Freedom also requires the protection of property rights, which is a problem when swathes of society lack the power or influence to challenge corruption. The 2013 Global Corruption Barometer found that 62 per cent of the Indian citizens surveyed had paid a bribe to the police in the past year, while political parties were the most corrupt institutions in Indian life. The World Bank puts India at 134th on its ease of doing business ranking, with enforcing contracts a particular problem. Corruption, statism, paternalism – where is the dignity of the individual?
The government’s job is to level the ground on which business builds. Wherever you are in the world, there is market failure and a role for the state in establishing and maintaining property rights, core infrastructure, basic education or other public goods.
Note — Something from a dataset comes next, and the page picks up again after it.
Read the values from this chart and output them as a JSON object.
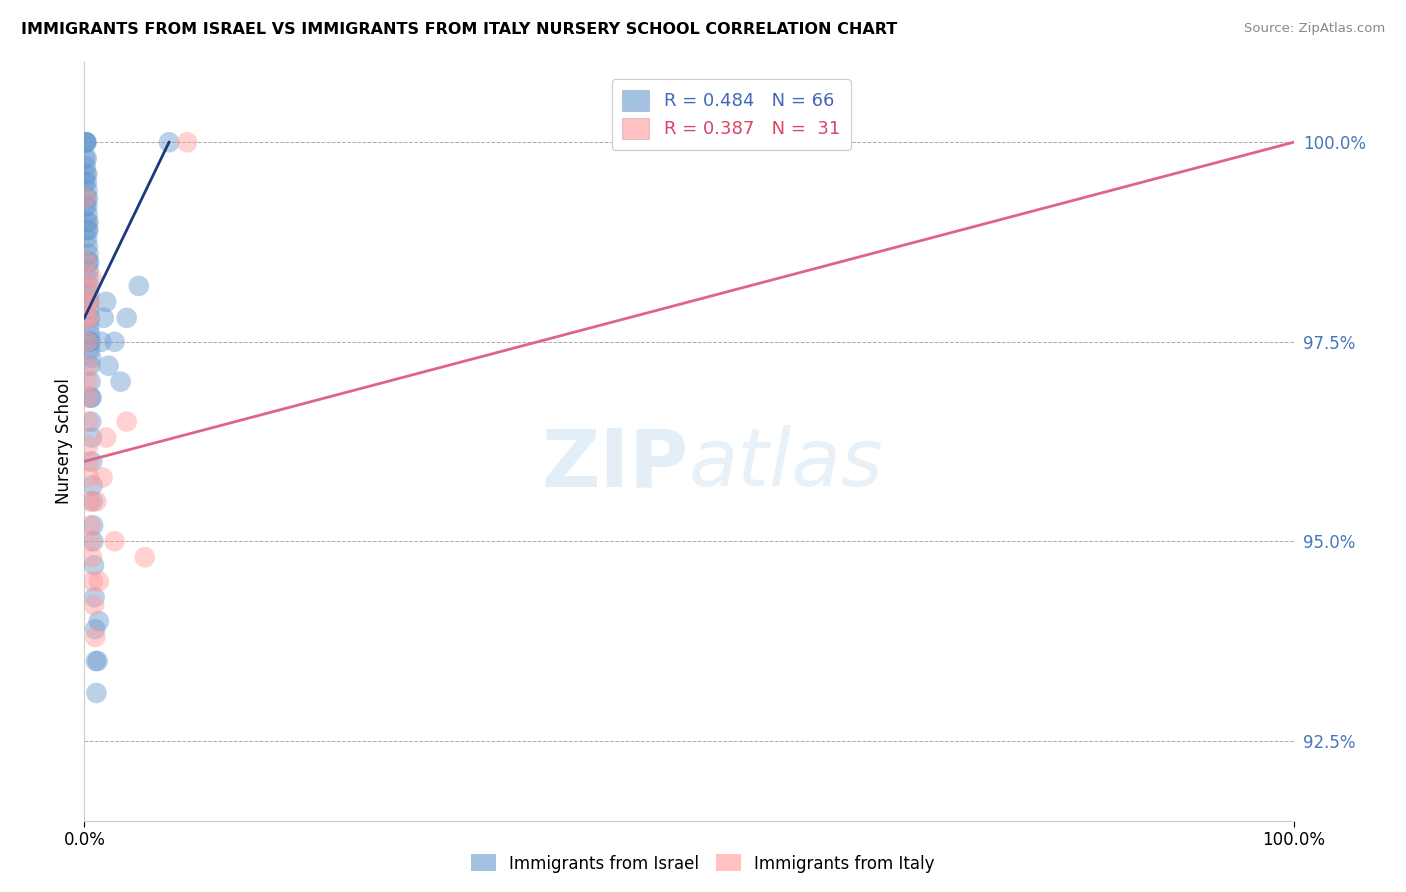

But as William Easterly points out in his brilliant and masterly account of economic development, The Tyranny of Experts, the issue is more than just states versus markets. It’s about conscious design versus spontaneous order. In other words, the contrasting views of two Nobel Laureates in Economics; Gunnar Myrdal and Friedrich Hayek. The former is top down development, the latter is bottom up.
And this has significant implications for the efficacy of development policy. Put simply, if we doubt governments in developed economies have the degree of knowledge and understanding to intervene in markets in their own countries, how on earth do we expect “foreign experts” to be successful in developing economies where they lack historical and cultural understanding?
And bottom up development doesn’t mean it has to be small or inconsequential. Just as the Silicon Valley entrepreneur sets out to change the lives of 100m people with a new app, so too can emerging market entrepreneurs bypass traditional business models and meet the electricity, communication or other needs of an equal number, with decentralised solutions beyond the wit of government. Take the rapid development of mobile money in Kenya. Despite having just one ATM per 18,000 people, thanks to new mobile payment services, 86 per cent of mobile subscribers used mobile money in 2012, leapfrogging the developed world and acting as a new platform for all kinds of innovative services.
Indeed, if large corporates see an idea mushrooming, they’re likely to jump on the back of it as well, accelerating the race to scale and mass market. The journey from an Indian to a global village can be short. This is real CSR, not companies satisfying regulators.
Ah, I hear you say, so much more could be achieved if advanced economies gave more. In other words, foreign government aid lacks scale. I beg to differ. Meeting UN targets for giving 0.7 per cent of GNP has direct and indirect costs. The direct cost is bureaucracy. The indirect cost is the dependency culture it helps create. Foreign state aid is a band-aid, treating the symptoms, not the disease. Sadly, too often it’s an infected band-aid making the situation worse.
The ongoing critique of anybody proposing a greater role for the market in development is to cite the enormous disparity in income which often exists between rich and poor in developing economies. Yes, there are huge disparities, but the issue isn’t the disparity today, it’s how to reduce it tomorrow. State intervention and foreign aid hasn’t worked, but real political (individual rights) and economic freedom can.
Political freedom can create economic opportunity for all and erode corruption. Economic freedom can increase market entry to erode excess profits and income disparities. The worst solution is to end up with a dependency culture and high levels of taxation, which deters foreign direct investment.
Within a genuine competitive market framework, firms are incentivised to be self-interested but not selfish. If they charge excess prices, their market disappears. If they don’t innovate and satisfy consumers, the consumer walks. These are the true lessons for development.
Graeme Leach is director of economics & prosperity studies at the Legatum Institute in London.